Google Pub/Sub

Connect Foundry to Google Pub/Sub to read data from a topic into a Foundry stream in realtime.

Supported capabilities

Capability	Status
Exploration	🟢 Generally available
Streaming syncs	🟢 Generally available
Streaming exports	🟢 Generally available

Data model

The connector does not parse message contents, and data of any type can be synced into Foundry. All content is uploaded, unparsed, under the data column. Use a downstream streaming transform (for example, parse_json in Pipeline Builder) to parse the data. The id column will display the message ID received from Pub/Sub.

id (string)	data (string)
5986331692832221	{"firstName": "John", "lastName": "Doe"}
5986326266478130	test-payload

When setting up a sync, the schema of the dataset in Foundry must match the above schema.

Performance and limitations

The connector uses a single-consumer thread to sync messages from Pub/Sub. When exporting data to Pub/Sub from Foundry, one thread is used per partition of the Foundry data stream.

Streaming syncs create a subscription based on the output dataset in Foundry. The credentials must have permissions to create subscriptions. If multiple imports are configured to read from the same topic, they will each create their own subscription and read all the messages on the topic.

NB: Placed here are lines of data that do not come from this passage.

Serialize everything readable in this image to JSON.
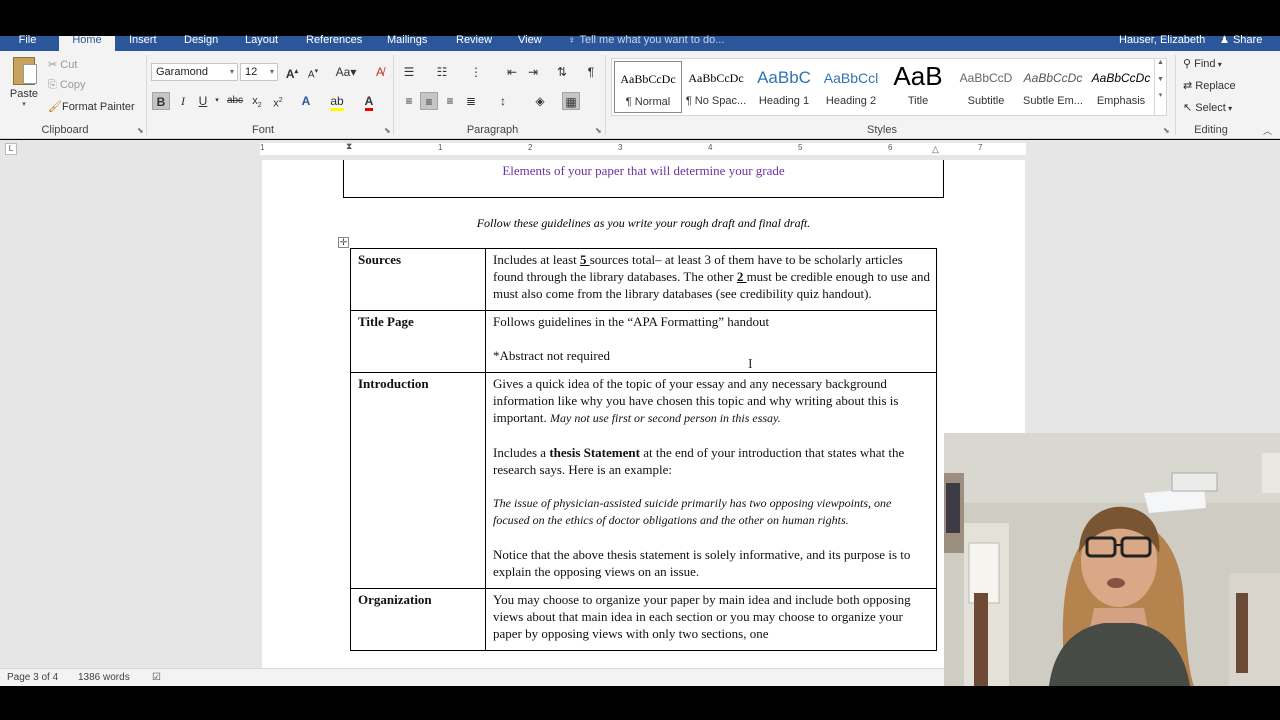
{
  "tabs": {
    "file": "File",
    "home": "Home",
    "insert": "Insert",
    "design": "Design",
    "layout": "Layout",
    "references": "References",
    "mailings": "Mailings",
    "review": "Review",
    "view": "View"
  },
  "tell_me": "Tell me what you want to do...",
  "user_name": "Hauser, Elizabeth",
  "share": "Share",
  "clipboard": {
    "paste": "Paste",
    "cut": "Cut",
    "copy": "Copy",
    "format_painter": "Format Painter",
    "label": "Clipboard"
  },
  "font": {
    "name": "Garamond",
    "size": "12",
    "label": "Font"
  },
  "paragraph": {
    "label": "Paragraph"
  },
  "styles": {
    "label": "Styles",
    "items": [
      {
        "preview": "AaBbCcDc",
        "name": "¶ Normal"
      },
      {
        "preview": "AaBbCcDc",
        "name": "¶ No Spac..."
      },
      {
        "preview": "AaBbC",
        "name": "Heading 1"
      },
      {
        "preview": "AaBbCcl",
        "name": "Heading 2"
      },
      {
        "preview": "AaB",
        "name": "Title"
      },
      {
        "preview": "AaBbCcD",
        "name": "Subtitle"
      },
      {
        "preview": "AaBbCcDc",
        "name": "Subtle Em..."
      },
      {
        "preview": "AaBbCcDc",
        "name": "Emphasis"
      }
    ]
  },
  "editing": {
    "find": "Find",
    "replace": "Replace",
    "select": "Select",
    "label": "Editing"
  },
  "ruler_numbers": [
    "1",
    "1",
    "2",
    "3",
    "4",
    "5",
    "6",
    "7"
  ],
  "document": {
    "box_title": "Elements of your paper that will determine your grade",
    "guideline": "Follow these guidelines as you write your rough draft and final draft.",
    "rows": [
      {
        "label": "Sources",
        "p1_a": "Includes at least ",
        "p1_u1": "5 ",
        "p1_b": "sources total– at least 3 of them have to be scholarly articles found through the library databases. The other ",
        "p1_u2": "2 ",
        "p1_c": "must be credible enough to use and must also come from the library databases (see credibility quiz handout)."
      },
      {
        "label": "Title Page",
        "p1": "Follows guidelines in the “APA Formatting” handout",
        "p2": "*Abstract not required"
      },
      {
        "label": "Introduction",
        "p1_a": "Gives a quick idea of the topic of your essay and any necessary background information like why you have chosen this topic and why writing about this is important. ",
        "p1_i": "May not use first or second person in this essay.",
        "p2_a": "Includes a ",
        "p2_b": "thesis Statement",
        "p2_c": " at the end of your introduction that states what the research says. Here is an example:",
        "p3": "The issue of physician-assisted suicide primarily has two opposing viewpoints, one focused on the ethics of doctor obligations and the other on human rights.",
        "p4": "Notice that the above thesis statement is solely informative, and its purpose is to explain the opposing views on an issue."
      },
      {
        "label": "Organization",
        "p1": "You may choose to organize your paper by main idea and include both opposing views about that main idea in each section or you may choose to organize your paper by opposing views with only two sections, one"
      }
    ]
  },
  "status": {
    "page": "Page 3 of 4",
    "words": "1386 words"
  }
}
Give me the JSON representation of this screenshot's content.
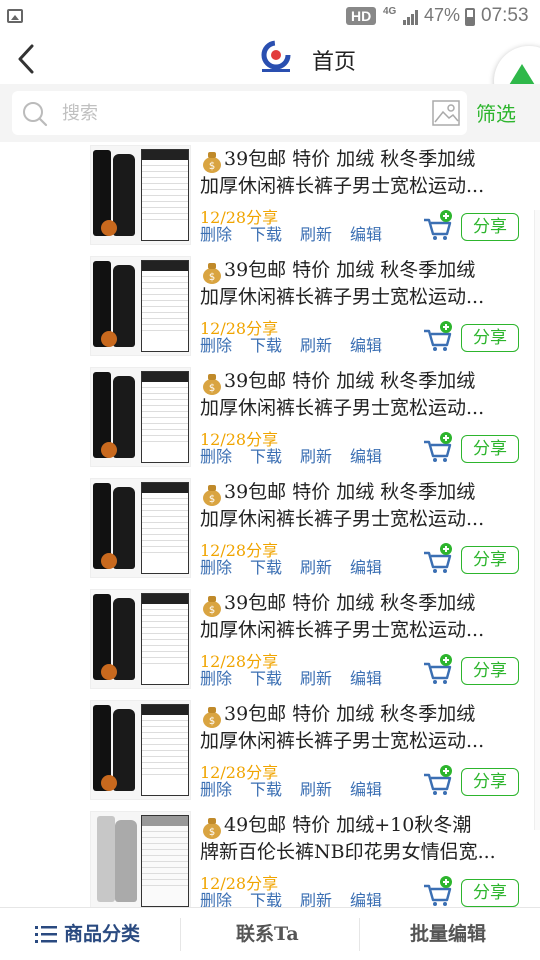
{
  "status_bar": {
    "hd": "HD",
    "network": "4G",
    "battery": "47%",
    "time": "07:53"
  },
  "header": {
    "title": "首页"
  },
  "search": {
    "placeholder": "搜索",
    "filter_label": "筛选"
  },
  "items": [
    {
      "title_line1": "39包邮 特价 加绒 秋冬季加绒",
      "title_line2": "加厚休闲裤长裤子男士宽松运动...",
      "share_date": "12/28分享",
      "actions": [
        "删除",
        "下载",
        "刷新",
        "编辑"
      ],
      "share_label": "分享"
    },
    {
      "title_line1": "39包邮 特价 加绒 秋冬季加绒",
      "title_line2": "加厚休闲裤长裤子男士宽松运动...",
      "share_date": "12/28分享",
      "actions": [
        "删除",
        "下载",
        "刷新",
        "编辑"
      ],
      "share_label": "分享"
    },
    {
      "title_line1": "39包邮 特价 加绒 秋冬季加绒",
      "title_line2": "加厚休闲裤长裤子男士宽松运动...",
      "share_date": "12/28分享",
      "actions": [
        "删除",
        "下载",
        "刷新",
        "编辑"
      ],
      "share_label": "分享"
    },
    {
      "title_line1": "39包邮 特价 加绒 秋冬季加绒",
      "title_line2": "加厚休闲裤长裤子男士宽松运动...",
      "share_date": "12/28分享",
      "actions": [
        "删除",
        "下载",
        "刷新",
        "编辑"
      ],
      "share_label": "分享"
    },
    {
      "title_line1": "39包邮 特价 加绒 秋冬季加绒",
      "title_line2": "加厚休闲裤长裤子男士宽松运动...",
      "share_date": "12/28分享",
      "actions": [
        "删除",
        "下载",
        "刷新",
        "编辑"
      ],
      "share_label": "分享"
    },
    {
      "title_line1": "39包邮 特价 加绒 秋冬季加绒",
      "title_line2": "加厚休闲裤长裤子男士宽松运动...",
      "share_date": "12/28分享",
      "actions": [
        "删除",
        "下载",
        "刷新",
        "编辑"
      ],
      "share_label": "分享"
    },
    {
      "title_line1": "49包邮 特价 加绒+10秋冬潮",
      "title_line2": "牌新百伦长裤NB印花男女情侣宽...",
      "share_date": "12/28分享",
      "actions": [
        "删除",
        "下载",
        "刷新",
        "编辑"
      ],
      "share_label": "分享"
    }
  ],
  "bottom_bar": {
    "tab1": "商品分类",
    "tab2": "联系Ta",
    "tab3": "批量编辑"
  },
  "colors": {
    "accent_green": "#2db52d",
    "action_blue": "#3b6fb3",
    "date_orange": "#f0a400",
    "tab_active": "#2a4a80"
  },
  "icons": [
    "back-icon",
    "logo-icon",
    "search-icon",
    "image-icon",
    "money-bag-icon",
    "cart-add-icon",
    "menu-icon"
  ]
}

Streaming syncs are meant to be consistent, long-running jobs. Any interruption to a streaming sync is a potential outage, depending on expected outcomes.

Consider the following before setting up streaming syncs in Foundry:

Jobs from agent connections will restart during maintenance windows (typically once a week) to pick up upgrades. Expected downtime during these restarts is less than five minutes.
Jobs from direct connections restart at least once every 48 hours. Expected downtime is less than ten minutes, assuming resource availability allows jobs to immediately restart.

Setup

Open the Data Connection application and select + New Source in the upper right corner of the screen.
Select Pub/Sub from the available connector types.
Choose to use a direct connection over the Internet or to connect through an intermediary agent.
Follow the additional configuration prompts to continue the setup of your connector using the information in the sections below.

Learn more about setting up a connector in Foundry.

Authentication

Choose between two available authentication methods:

GCP instance account: Refer to the Google Cloud documentation ↗ to learn how to set up instance-based authentication.
- Note that GCP instance authentication only works for connections operating through agents that run on appropriately configured instances in GCP.
Service account key file: Refer to the Google Cloud documentation ↗ to learn how to set up service account key file authentication. The key file can be provided as JSON or PKCS8 credentials.

Configured credentials must have access to the following:

For syncs:
- roles/pubsub.viewer
- roles/pubsub.subscriber
- projects.subscriptions.create
For exports:
- roles/pubsub.publisher

Connection details

The following configuration options are available for the Pub/Sub connector:

Option	Required?	Description
`Project ID`	Yes	The ID of the Project in GCP.
`Credentials settings`	Yes	Configure using the Authentication guidance shown above.
`Proxy settings`	No	Enable to allow a proxy connection to Pub/Sub.
`GRPC Settings`	No*	Advanced settings used to configure GRPC channels.

Sync data from Pub/Sub

Learn how to set up a sync with Pub/Sub in the Set up a streaming sync tutorial.

When setting up a sync, the schema of the dataset must match the schema described in the data model section above.

Export data to Pub/Sub

The connector supports exporting streams to Pub/Sub through Data Connection.

To export to Pub/Sub, first enable exports for your Pub/Sub connector. Then, create a new export.

Export configuration options

Option	Required?	Default	Description
`Topic`	Yes	N/A	The Pub/Sub topic to which you want to export.
`Value Column`	No	N/A	If no value is specified here, the entire contents of the record on the Foundry stream will be written as a string to Pub/Sub. If specified, only the contents of the `Value Column` will be exported to Pub/Sub.